If you've ever tried to build a Lindy Hop playlist with the help of Spotify's tempo data, an audio-analysis app, or a DJ tool's BPM detection, you've almost certainly run into this: a song that obviously swings at a dance-friendly 140 BPM gets tagged as 70. Another comfortably medium-tempo classic is suddenly labelled 260. The numbers look broken, and they often are. This article explains why, and what DJs and dancers can actually trust.
What BPM really measures
Beats per minute is supposed to answer a simple question: how many beats happen in 60 seconds? For most modern pop and electronic music, that question has a clear answer, because the kick drum marks the beat loud and clear on every pulse.
Swing music is different. The rhythm section is playing a walking bass line, a ride cymbal pattern, and a kick that often hits on beats 2 and 4 instead of 1 and 3. There is no single "thud" to count. A computer looking at the waveform has to guess what the beat is, and that guess can land at the right tempo, at half the tempo, or at double the tempo. All three versions are mathematically consistent with the music.
The double-BPM (and half-BPM) bug
Here is the core of the problem. If a song has a real tempo of 140 BPM, a beat detector might lock onto the eighth-note subdivision of the rhythm and report 280. Or it might lock onto the half-note pulse and report 70. Both are "correct" in the sense that they match the music, but neither is the number a Lindy Hopper would use.
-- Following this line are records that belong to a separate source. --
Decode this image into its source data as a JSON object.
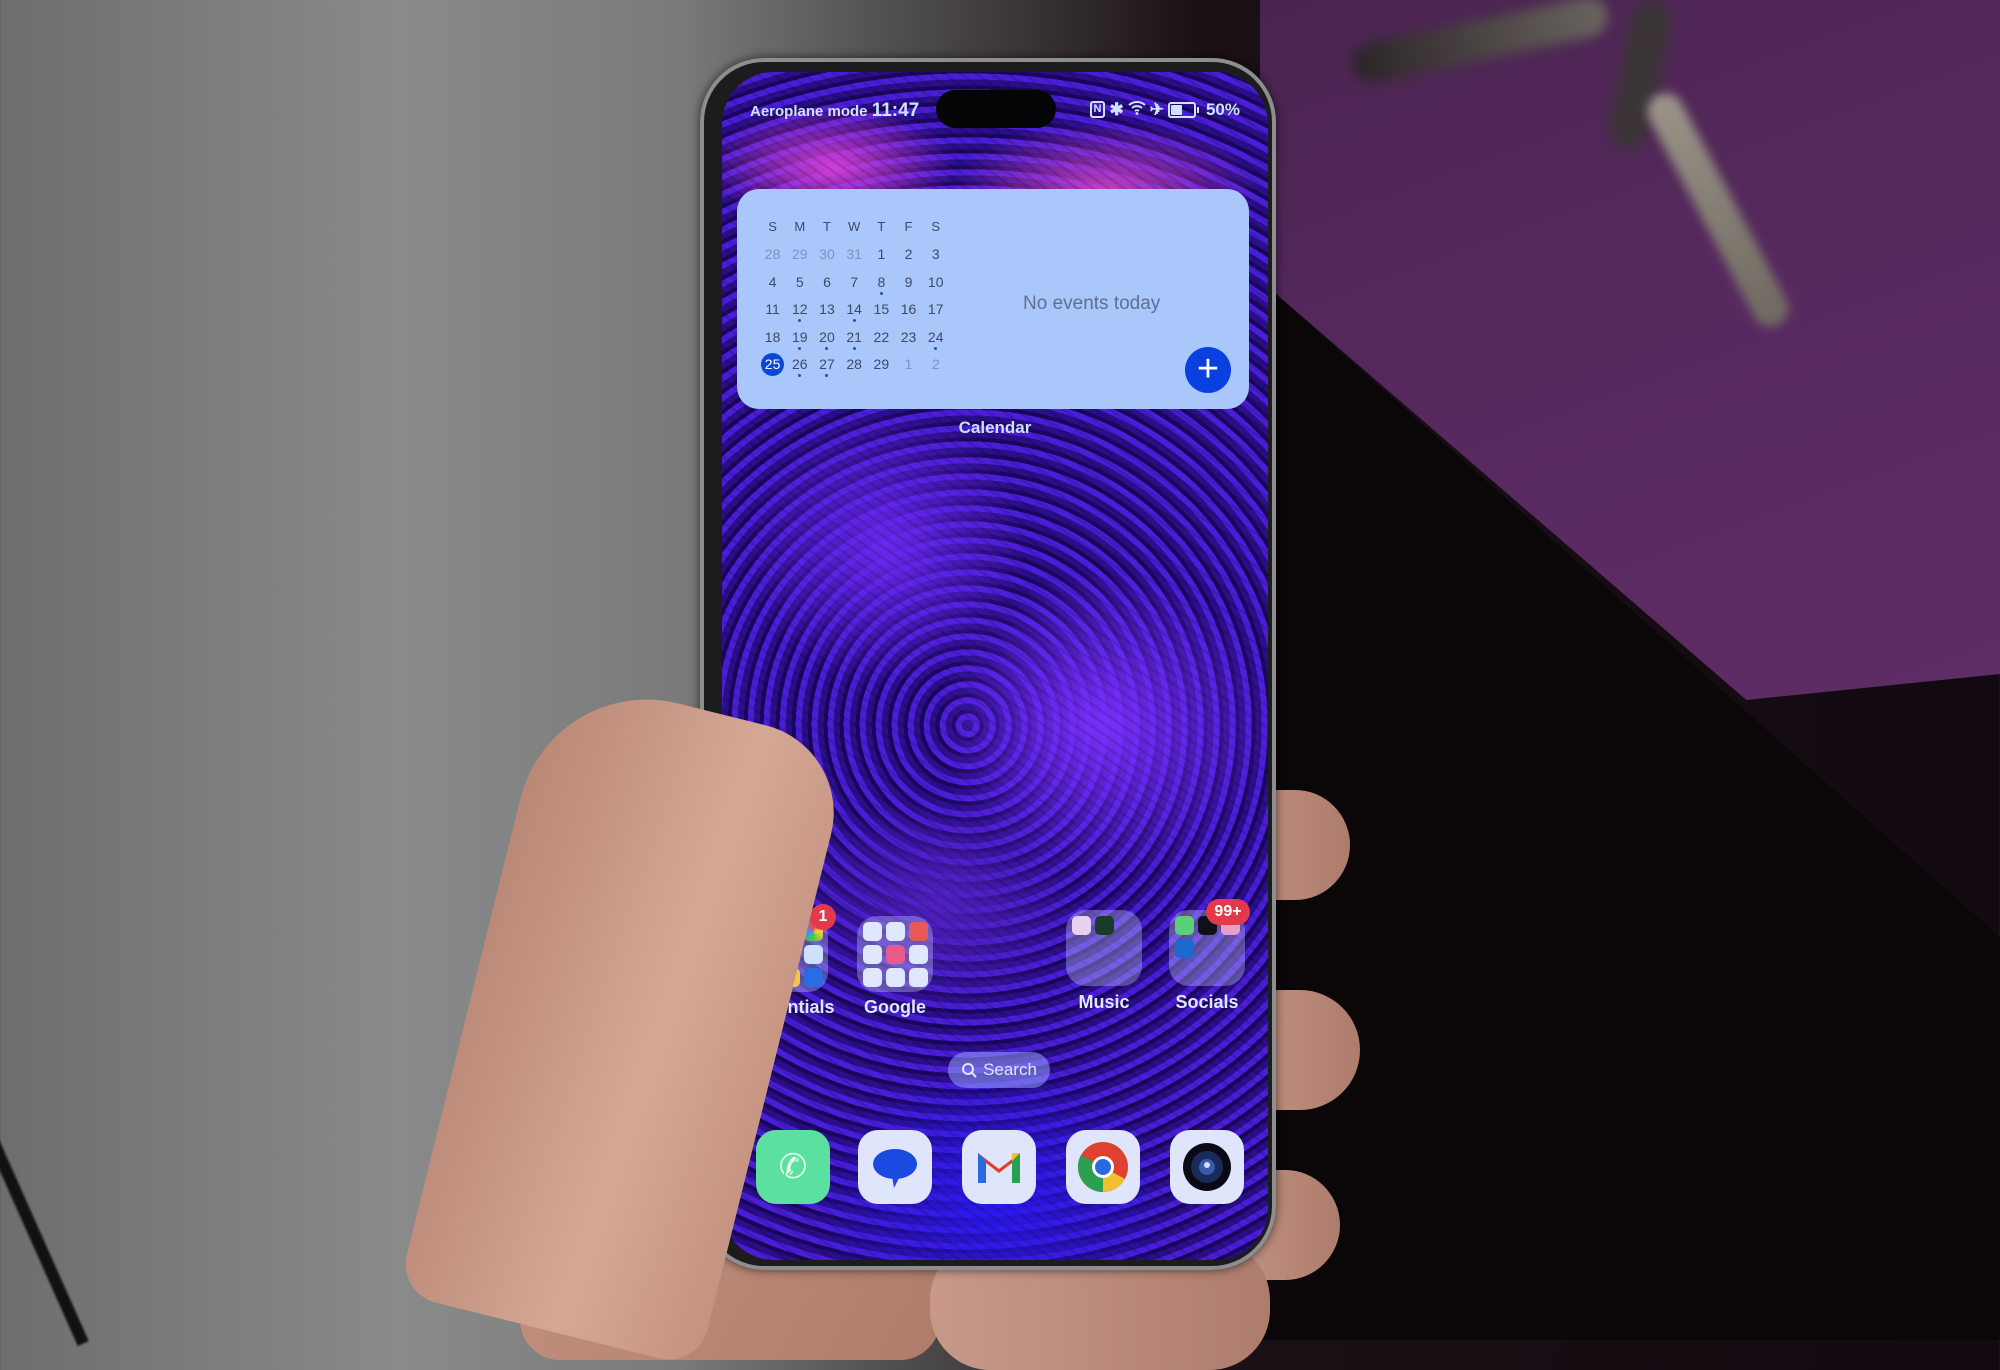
{
  "status_bar": {
    "mode_label": "Aeroplane mode",
    "time": "11:47",
    "icons": [
      "nfc-icon",
      "bluetooth-icon",
      "wifi-icon",
      "airplane-icon",
      "battery-icon"
    ],
    "battery_percent": "50%",
    "battery_level": 0.5
  },
  "calendar_widget": {
    "label": "Calendar",
    "weekday_headers": [
      "S",
      "M",
      "T",
      "W",
      "T",
      "F",
      "S"
    ],
    "weeks": [
      [
        {
          "d": "28",
          "dim": true
        },
        {
          "d": "29",
          "dim": true
        },
        {
          "d": "30",
          "dim": true
        },
        {
          "d": "31",
          "dim": true
        },
        {
          "d": "1"
        },
        {
          "d": "2"
        },
        {
          "d": "3"
        }
      ],
      [
        {
          "d": "4"
        },
        {
          "d": "5"
        },
        {
          "d": "6"
        },
        {
          "d": "7"
        },
        {
          "d": "8",
          "dot": true
        },
        {
          "d": "9"
        },
        {
          "d": "10"
        }
      ],
      [
        {
          "d": "11"
        },
        {
          "d": "12",
          "dot": true
        },
        {
          "d": "13"
        },
        {
          "d": "14",
          "dot": true
        },
        {
          "d": "15"
        },
        {
          "d": "16"
        },
        {
          "d": "17"
        }
      ],
      [
        {
          "d": "18"
        },
        {
          "d": "19",
          "dot": true
        },
        {
          "d": "20",
          "dot": true
        },
        {
          "d": "21",
          "dot": true
        },
        {
          "d": "22"
        },
        {
          "d": "23"
        },
        {
          "d": "24",
          "dot": true
        }
      ],
      [
        {
          "d": "25",
          "today": true
        },
        {
          "d": "26",
          "dot": true
        },
        {
          "d": "27",
          "dot": true
        },
        {
          "d": "28"
        },
        {
          "d": "29"
        },
        {
          "d": "1",
          "dim": true
        },
        {
          "d": "2",
          "dim": true
        }
      ]
    ],
    "empty_message": "No events today",
    "add_button": "+",
    "accent_color": "#0a3fe0"
  },
  "folders": [
    {
      "name": "Essentials",
      "badge": "1",
      "apps": [
        "notes",
        "health",
        "photos",
        "settings",
        "calendar",
        "files",
        "stylus",
        "gallery",
        "security"
      ]
    },
    {
      "name": "Google",
      "badge": "",
      "apps": [
        "google",
        "maps",
        "youtube",
        "drive",
        "youtube-music",
        "wallet",
        "photos-edit",
        "pinwheel",
        "play-store"
      ]
    },
    {
      "name": "Music",
      "badge": "",
      "apps": [
        "youtube-music",
        "spotify"
      ]
    },
    {
      "name": "Socials",
      "badge": "99+",
      "apps": [
        "whatsapp",
        "x",
        "instagram",
        "linkedin"
      ]
    }
  ],
  "search": {
    "label": "Search"
  },
  "dock": [
    {
      "name": "Phone"
    },
    {
      "name": "Messages"
    },
    {
      "name": "Gmail"
    },
    {
      "name": "Chrome"
    },
    {
      "name": "Camera"
    }
  ]
}
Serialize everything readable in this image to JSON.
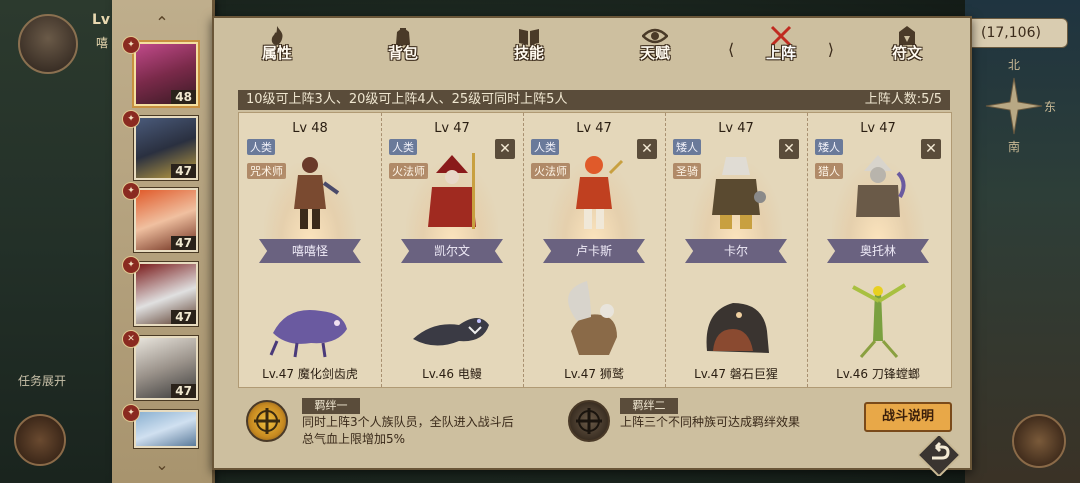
{
  "hud": {
    "level_prefix": "Lv",
    "name_fragment": "嘻",
    "coords": "(17,106)",
    "compass": {
      "north": "北",
      "east": "东",
      "south": "南"
    },
    "task_expand": "任务展开"
  },
  "party": {
    "scroll_up": "⌃",
    "scroll_down": "⌄",
    "slots": [
      {
        "level": "48",
        "badge": "✦",
        "selected": true
      },
      {
        "level": "47",
        "badge": "✦"
      },
      {
        "level": "47",
        "badge": "✦"
      },
      {
        "level": "47",
        "badge": "✦"
      },
      {
        "level": "47",
        "badge": "✕"
      },
      {
        "level": "",
        "badge": "✦"
      }
    ]
  },
  "tabs": [
    {
      "label": "属性",
      "icon": "flame-icon"
    },
    {
      "label": "背包",
      "icon": "bag-icon"
    },
    {
      "label": "技能",
      "icon": "book-icon"
    },
    {
      "label": "天赋",
      "icon": "eye-icon"
    },
    {
      "label": "上阵",
      "icon": "crossed-swords-icon",
      "active": true
    },
    {
      "label": "符文",
      "icon": "rune-icon"
    }
  ],
  "notice": {
    "text": "10级可上阵3人、20级可上阵4人、25级可同时上阵5人",
    "count": "上阵人数:5/5"
  },
  "members": [
    {
      "level": "Lv 48",
      "race": "人类",
      "class": "咒术师",
      "name": "嘻嘻怪",
      "pet": "Lv.47 魔化剑齿虎",
      "removable": false
    },
    {
      "level": "Lv 47",
      "race": "人类",
      "class": "火法师",
      "name": "凯尔文",
      "pet": "Lv.46 电鳗",
      "removable": true
    },
    {
      "level": "Lv 47",
      "race": "人类",
      "class": "火法师",
      "name": "卢卡斯",
      "pet": "Lv.47 狮鹫",
      "removable": true
    },
    {
      "level": "Lv 47",
      "race": "矮人",
      "class": "圣骑",
      "name": "卡尔",
      "pet": "Lv.47 磐石巨猩",
      "removable": true
    },
    {
      "level": "Lv 47",
      "race": "矮人",
      "class": "猎人",
      "name": "奥托林",
      "pet": "Lv.46 刀锋螳螂",
      "removable": true
    }
  ],
  "remove_glyph": "✕",
  "bonds": [
    {
      "title": "羁绊一",
      "desc_line1": "同时上阵3个人族队员，全队进入战斗后",
      "desc_line2": "总气血上限增加5%"
    },
    {
      "title": "羁绊二",
      "desc_line1": "上阵三个不同种族可达成羁绊效果"
    }
  ],
  "battle_button": "战斗说明"
}
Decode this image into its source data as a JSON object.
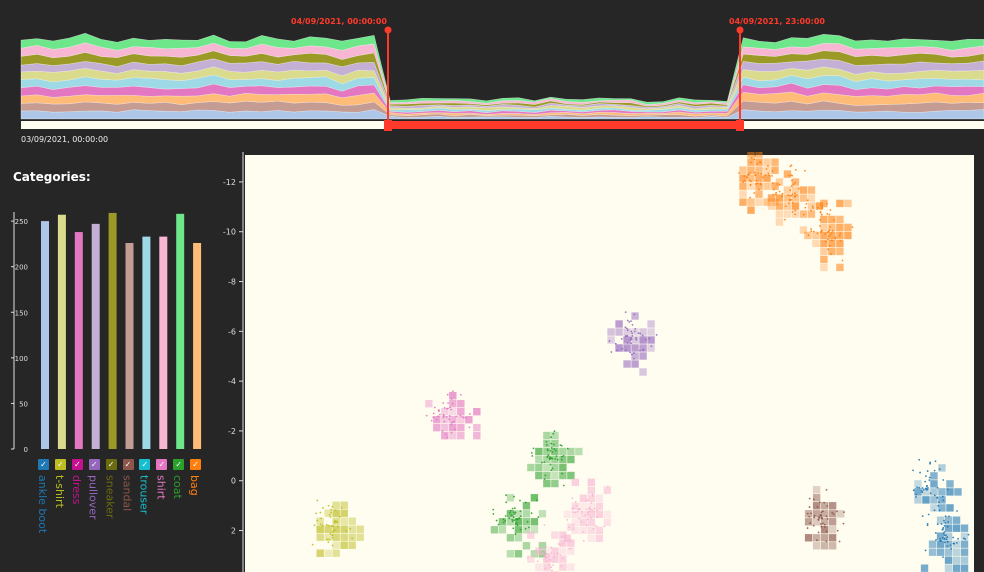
{
  "timeline": {
    "range_start_label": "04/09/2021, 00:00:00",
    "range_end_label": "04/09/2021, 23:00:00",
    "axis_start_label": "03/09/2021, 00:00:00",
    "handle_color": "#ff3a2a"
  },
  "categories_title": "Categories:",
  "categories": [
    {
      "name": "ankle boot",
      "color": "#aec7e8",
      "box": "#1f77b4",
      "count": 250
    },
    {
      "name": "t-shirt",
      "color": "#dbdb8d",
      "box": "#bcbd22",
      "count": 257
    },
    {
      "name": "dress",
      "color": "#e377c2",
      "box": "#c5118f",
      "count": 238
    },
    {
      "name": "pullover",
      "color": "#c5b0d5",
      "box": "#9467bd",
      "count": 247
    },
    {
      "name": "sneaker",
      "color": "#9c9a27",
      "box": "#6b6b10",
      "count": 259
    },
    {
      "name": "sandal",
      "color": "#c49c94",
      "box": "#8c564b",
      "count": 226
    },
    {
      "name": "trouser",
      "color": "#9edae5",
      "box": "#17becf",
      "count": 233
    },
    {
      "name": "shirt",
      "color": "#f7b6d2",
      "box": "#e377c2",
      "count": 233
    },
    {
      "name": "coat",
      "color": "#6ee78a",
      "box": "#2ca02c",
      "count": 258
    },
    {
      "name": "bag",
      "color": "#ffbb78",
      "box": "#ff7f0e",
      "count": 226
    }
  ],
  "chart_data": [
    {
      "type": "bar",
      "categories": [
        "ankle boot",
        "t-shirt",
        "dress",
        "pullover",
        "sneaker",
        "sandal",
        "trouser",
        "shirt",
        "coat",
        "bag"
      ],
      "values": [
        250,
        257,
        238,
        247,
        259,
        226,
        233,
        233,
        258,
        226
      ],
      "ylim": [
        0,
        260
      ],
      "yticks": [
        "0",
        "50",
        "100",
        "150",
        "200",
        "250"
      ]
    },
    {
      "type": "scatter",
      "yticks": [
        "-12",
        "-10",
        "-8",
        "-6",
        "-4",
        "-2",
        "0",
        "2"
      ],
      "series": [
        {
          "color": "#ff7f0e",
          "clusters": [
            {
              "x": 0.7,
              "y": -12.3
            },
            {
              "x": 0.75,
              "y": -11.5
            },
            {
              "x": 0.8,
              "y": -10.0
            }
          ]
        },
        {
          "color": "#9467bd",
          "clusters": [
            {
              "x": 0.53,
              "y": -5.8
            }
          ]
        },
        {
          "color": "#e377c2",
          "clusters": [
            {
              "x": 0.28,
              "y": -2.6
            }
          ]
        },
        {
          "color": "#2ca02c",
          "clusters": [
            {
              "x": 0.42,
              "y": -1.0
            },
            {
              "x": 0.37,
              "y": 1.5
            }
          ]
        },
        {
          "color": "#bcbd22",
          "clusters": [
            {
              "x": 0.12,
              "y": 1.8
            }
          ]
        },
        {
          "color": "#f7b6d2",
          "clusters": [
            {
              "x": 0.47,
              "y": 1.2
            },
            {
              "x": 0.42,
              "y": 3.0
            }
          ]
        },
        {
          "color": "#8c564b",
          "clusters": [
            {
              "x": 0.79,
              "y": 1.5
            }
          ]
        },
        {
          "color": "#1f77b4",
          "clusters": [
            {
              "x": 0.94,
              "y": 0.3
            },
            {
              "x": 0.96,
              "y": 2.4
            }
          ]
        }
      ]
    }
  ]
}
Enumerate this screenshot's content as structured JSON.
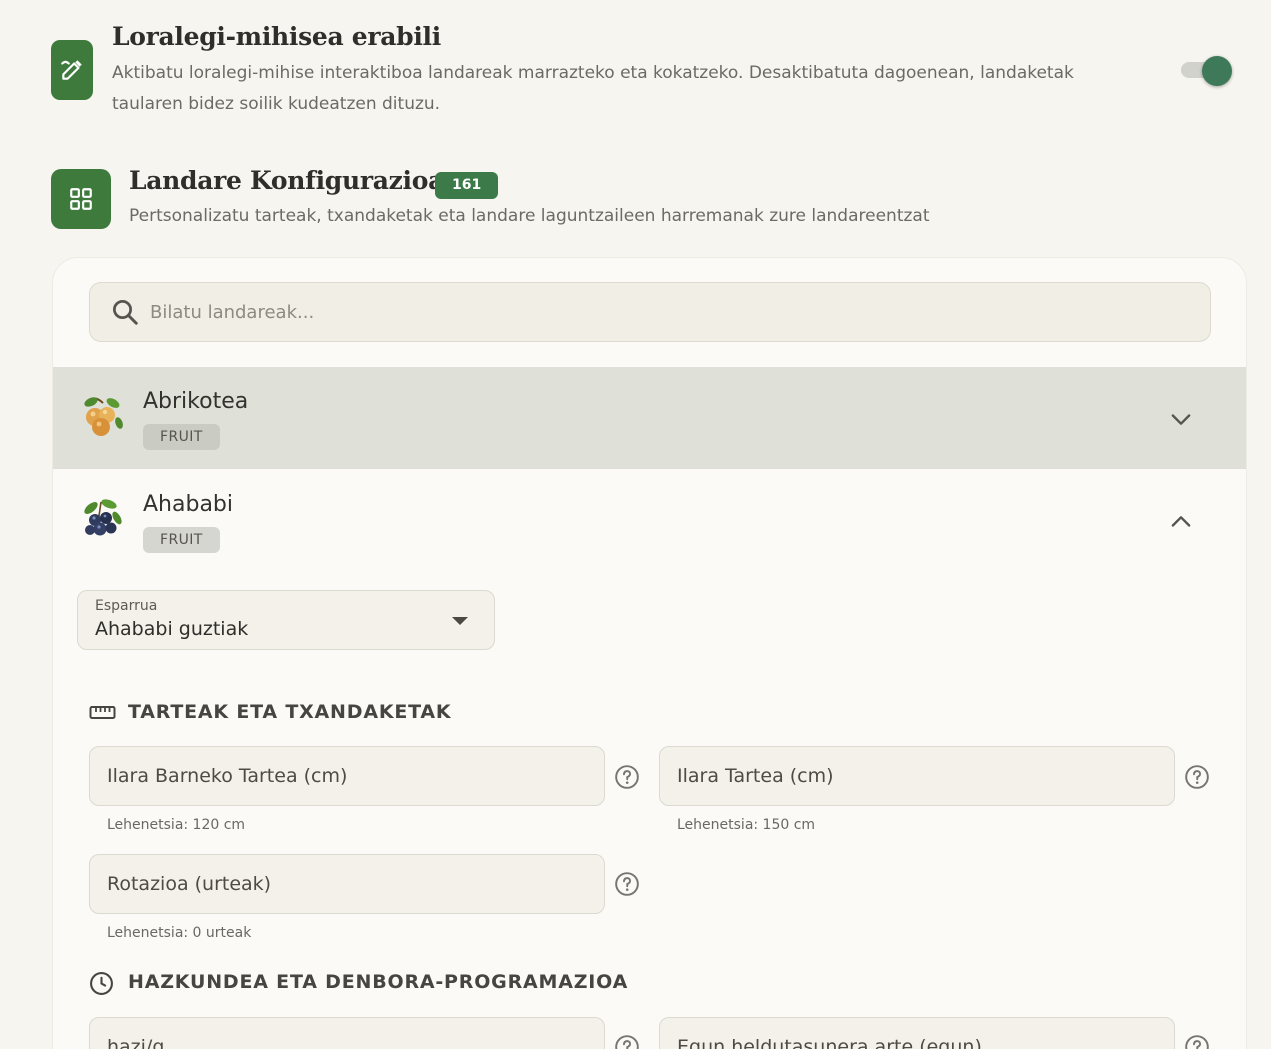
{
  "canvas_setting": {
    "title": "Loralegi-mihisea erabili",
    "description": "Aktibatu loralegi-mihise interaktiboa landareak marrazteko eta kokatzeko. Desaktibatuta dagoenean, landaketak taularen bidez soilik kudeatzen dituzu.",
    "enabled": true
  },
  "plant_config": {
    "title": "Landare Konfigurazioa",
    "count": "161",
    "description": "Pertsonalizatu tarteak, txandaketak eta landare laguntzaileen harremanak zure landareentzat"
  },
  "search": {
    "placeholder": "Bilatu landareak..."
  },
  "plants": [
    {
      "name": "Abrikotea",
      "tag": "FRUIT",
      "expanded": false
    },
    {
      "name": "Ahababi",
      "tag": "FRUIT",
      "expanded": true
    }
  ],
  "scope_select": {
    "label": "Esparrua",
    "value": "Ahababi guztiak"
  },
  "spacing_section": {
    "heading": "TARTEAK ETA TXANDAKETAK",
    "fields": [
      {
        "placeholder": "Ilara Barneko Tartea (cm)",
        "hint": "Lehenetsia: 120 cm"
      },
      {
        "placeholder": "Ilara Tartea (cm)",
        "hint": "Lehenetsia: 150 cm"
      },
      {
        "placeholder": "Rotazioa (urteak)",
        "hint": "Lehenetsia: 0 urteak"
      }
    ]
  },
  "growth_section": {
    "heading": "HAZKUNDEA ETA DENBORA-PROGRAMAZIOA",
    "fields": [
      {
        "placeholder": "hazi/g"
      },
      {
        "placeholder": "Egun heldutasunera arte (egun)"
      }
    ]
  },
  "colors": {
    "accent_green": "#3e7a3c",
    "badge_green": "#3c7a49",
    "toggle_knob": "#3e7a5a",
    "highlight_row": "#dfe0d8",
    "page_bg": "#f6f5f0"
  }
}
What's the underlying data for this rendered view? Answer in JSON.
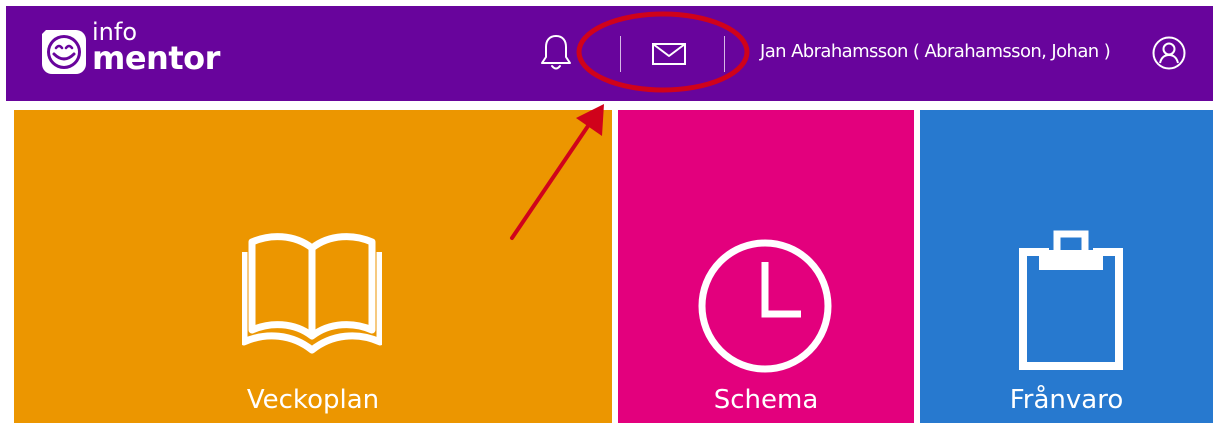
{
  "header": {
    "logo": {
      "word_top": "info",
      "word_bottom": "mentor"
    },
    "icons": {
      "notifications": "bell-icon",
      "messages": "envelope-icon",
      "profile": "user-circle-icon"
    },
    "user_name": "Jan Abrahamsson ( Abrahamsson, Johan )"
  },
  "tiles": [
    {
      "label": "Veckoplan",
      "icon": "book-icon",
      "color": "#ec9600"
    },
    {
      "label": "Schema",
      "icon": "clock-icon",
      "color": "#e3007d"
    },
    {
      "label": "Frånvaro",
      "icon": "clipboard-icon",
      "color": "#2779cf"
    }
  ],
  "colors": {
    "header_bg": "#68049c",
    "annotation": "#d0021b"
  }
}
This is called the tempo octave error or half-time / double-time detection error. It is a known, documented failure mode of every automated BPM system. Academic papers going back twenty years discuss it. Spotify's tempo field, Apple Music's data, most consumer apps: they all do it, and swing music is one of the genres where it happens most.
Why swing is particularly hard
Three features of swing music trip up tempo detectors:
- Syncopation. Important rhythmic events happen off the beat. Detectors trained on pop music assume the loudest hits are on the beat. With swing, that's often false.
- The ride cymbal. A continuous triplet pattern on the ride sounds like a lot of short notes, and detectors can mistake them for eighth notes at double the real tempo.
- Soft kick drums. On classic 1930s and 1940s recordings the kick is barely audible. Without a clear low-frequency pulse, the algorithm has to infer the beat from everything else, which is much harder.
The result: the slower and more "vintage" the recording, the more likely you are to get a doubled BPM back. The faster and more modern the recording, the more likely you are to get a halved BPM. Sometimes both errors happen in the same playlist.
What this means in practice
If you're a DJ filtering Spotify by BPM, or sorting a library with an app like Mixed In Key, Serato, or Rekordbox, you will get a chunk of swing tracks in the wrong tempo bucket. A 130 BPM medium Ella Fitzgerald can show up as 65 and be filed next to the slow dances; a 160 BPM Chick Webb burner can show up as 80 and never make it onto your fast set.
This has two practical consequences:
- Playlists built only from automated BPM data will misread the room. You'll think you're programming a medium song when you're about to drop a floor-clearer. (If "medium" versus "floor-clearer" feels vague, our guide to Lindy Hop BPM zones breaks down what each range actually feels like on the dance floor.)
- BPM-based filters will miss perfectly good tracks. A search for "140-160 BPM swing" will exclude songs that are in that range but got mislabelled at 70-80.
How to read around the numbers
Three defences, from easiest to most thorough:
1. Trust the feel test
Count along to the song for ten seconds. If you can't tap a comfortable walking pace, you're probably counting at double or half time. Switch, recount, and use that number. It takes five seconds per song and is still more reliable than any single automated source.
2. Cross-reference two sources
If Spotify says 70 but Tunebat says 140, trust 140. Two independent detectors converging on the same answer is a strong signal. Two detectors disagreeing by exactly a factor of two is the textbook symptom of this bug.
3. Use a swing-aware tool
This is where SwingPlaylist is different. When the generator builds your playlist, it checks the BPM against a curated reference cache of over 2000 Lindy Hop tracks that have been tempo-verified by dancers. If an AI-suggested song has a suspicious BPM (say, 70 when dancers know it's 140), the generator catches the conflict and corrects it. You don't see the failure modes described above, because they're filtered out before the playlist reaches you.
The takeaway
Automated BPM detection is not broken. It's working exactly as designed, answering the mathematically valid question of "how fast is this rhythm," without knowing which pulse a dancer would count. For pop music that's fine. For Lindy Hop, it's wrong often enough to matter.
If you build playlists by hand, learn to spot the signs: suspiciously low BPMs on obviously upbeat songs, suspiciously high BPMs on slow dances. For a walkthrough of how to actually arrange those tempos across a three-hour social once you've got the numbers right, see our DJ's guide to building a Lindy Hop social playlist. If you want the problem solved for you, that's literally what SwingPlaylist is for. And if you ever want to know why your Spotify "60 BPM" workout track is actually a 120 BPM Count Basie swing burner, now you know.